Now, we’re into risk management. Establishing true skill levels (or at least estimating them) is helpful, but knowing how much of this is due to chance is an important element in figuring how safe a bet it is. Let me put it this way: which investment are you more willing to put money into: something that’s guaranteed between 4-5% return or something that could land somewhere between losing 20 % or gaining 20%. You may have an appetite for risk that makes you think that the first or the second is a better choice, and that’s your decision. The point is that knowing how much uncertainty there is changes the way that you approach the situation.

Sean, statistically speaking (haha!), using R rather than R-squared is the wrong thing to do. Whether or not the predictions are more valid with one method or the other is an open question that can be tested against the data.
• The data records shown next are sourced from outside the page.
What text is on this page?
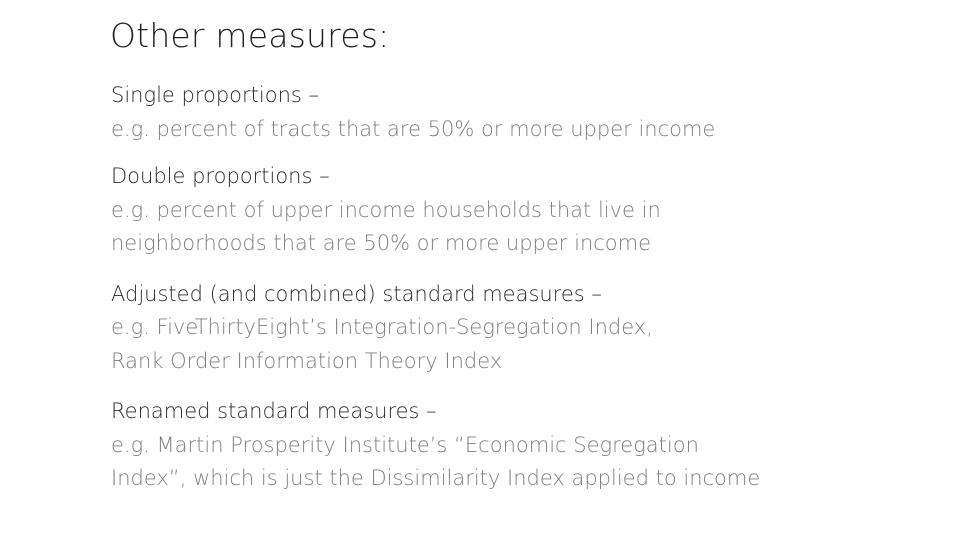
Other measures:
Single proportions –
e.g. percent of tracts that are 50% or more upper income
Double proportions –
e.g. percent of upper income households that live in
neighborhoods that are 50% or more upper income
Adjusted (and combined) standard measures –
e.g. FiveThirtyEight’s Integration-Segregation Index,
Rank Order Information Theory Index
Renamed standard measures –
e.g. Martin Prosperity Institute’s “Economic Segregation
Index”, which is just the Dissimilarity Index applied to income
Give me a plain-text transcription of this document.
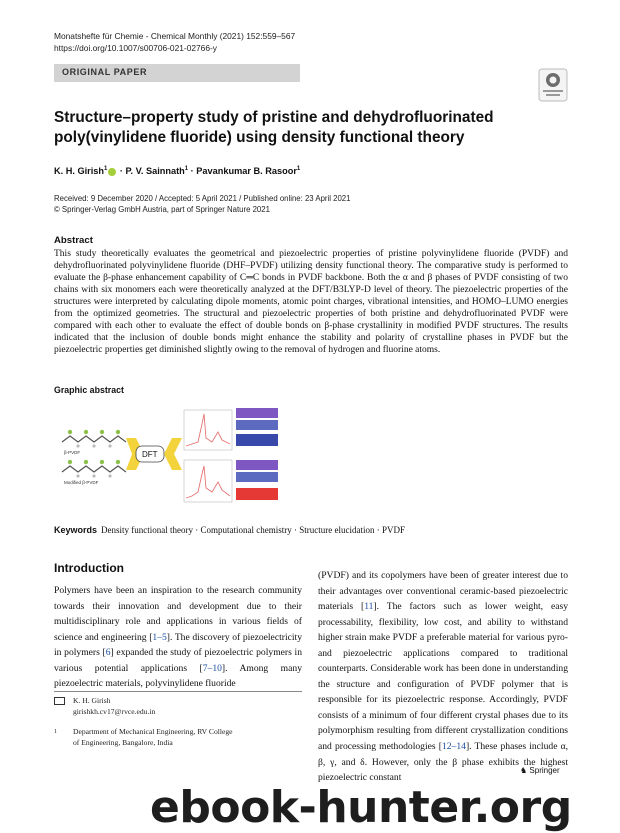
Monatshefte für Chemie - Chemical Monthly (2021) 152:559–567
https://doi.org/10.1007/s00706-021-02766-y
ORIGINAL PAPER
Structure–property study of pristine and dehydrofluorinated
poly(vinylidene fluoride) using density functional theory
K. H. Girish$^1$ · P. V. Sainnath$^1$ · Pavankumar B. Rasoor$^1$
Received: 9 December 2020 / Accepted: 5 April 2021 / Published online: 23 April 2021
© Springer-Verlag GmbH Austria, part of Springer Nature 2021
Abstract
This study theoretically evaluates the geometrical and piezoelectric properties of pristine polyvinylidene fluoride (PVDF) and dehydrofluorinated polyvinylidene fluoride (DHF–PVDF) utilizing density functional theory. The comparative study is performed to evaluate the β-phase enhancement capability of C═C bonds in PVDF backbone. Both the α and β phases of PVDF consisting of two chains with six monomers each were theoretically analyzed at the DFT/B3LYP-D level of theory. The piezoelectric properties of the structures were interpreted by calculating dipole moments, atomic point charges, vibrational intensities, and HOMO–LUMO energies from the optimized geometries. The structural and piezoelectric properties of both pristine and dehydrofluorinated PVDF were compared with each other to evaluate the effect of double bonds on β-phase crystallinity in modified PVDF structures. The results indicated that the inclusion of double bonds might enhance the stability and polarity of crystalline phases in PVDF but the piezoelectric properties get diminished slightly owing to the removal of hydrogen and fluorine atoms.
Graphic abstract
β-PVDF
Modified β-PVDF
DFT
Keywords Density functional theory · Computational chemistry · Structure elucidation · PVDF
Introduction
Polymers have been an inspiration to the research community towards their innovation and development due to their multidisciplinary role and applications in various fields of science and engineering [1–5]. The discovery of piezoelectricity in polymers [6] expanded the study of piezoelectric polymers in various potential applications [7–10]. Among many piezoelectric materials, polyvinylidene fluoride
(PVDF) and its copolymers have been of greater interest due to their advantages over conventional ceramic-based piezoelectric materials [11]. The factors such as lower weight, easy processability, flexibility, low cost, and ability to withstand higher strain make PVDF a preferable material for various pyro- and piezoelectric applications compared to traditional counterparts. Considerable work has been done in understanding the structure and configuration of PVDF polymer that is responsible for its piezoelectric response. Accordingly, PVDF consists of a minimum of four different crystal phases due to its polymorphism resulting from different crystallization conditions and processing methodologies [12–14]. These phases include α, β, γ, and δ. However, only the β phase exhibits the highest piezoelectric constant
K. H. Girish
girishkh.cv17@rvce.edu.in
1	Department of Mechanical Engineering, RV College
of Engineering, Bangalore, India
♞ Springer
ebook-hunter.org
I think Sean is right on regression to the mean.

You care about the standard deviation as opposed to variance

http://www.socialresearchmethods.net/kb/regrmean.php

If you don’t believe it run some simulation between two years …. you’ll find that r is the right metric rather than r^2

I stand corrected. 1-r2 is the formula for variance still unexplained. In my head, I was putting together variance components, rather than regressing to the mean.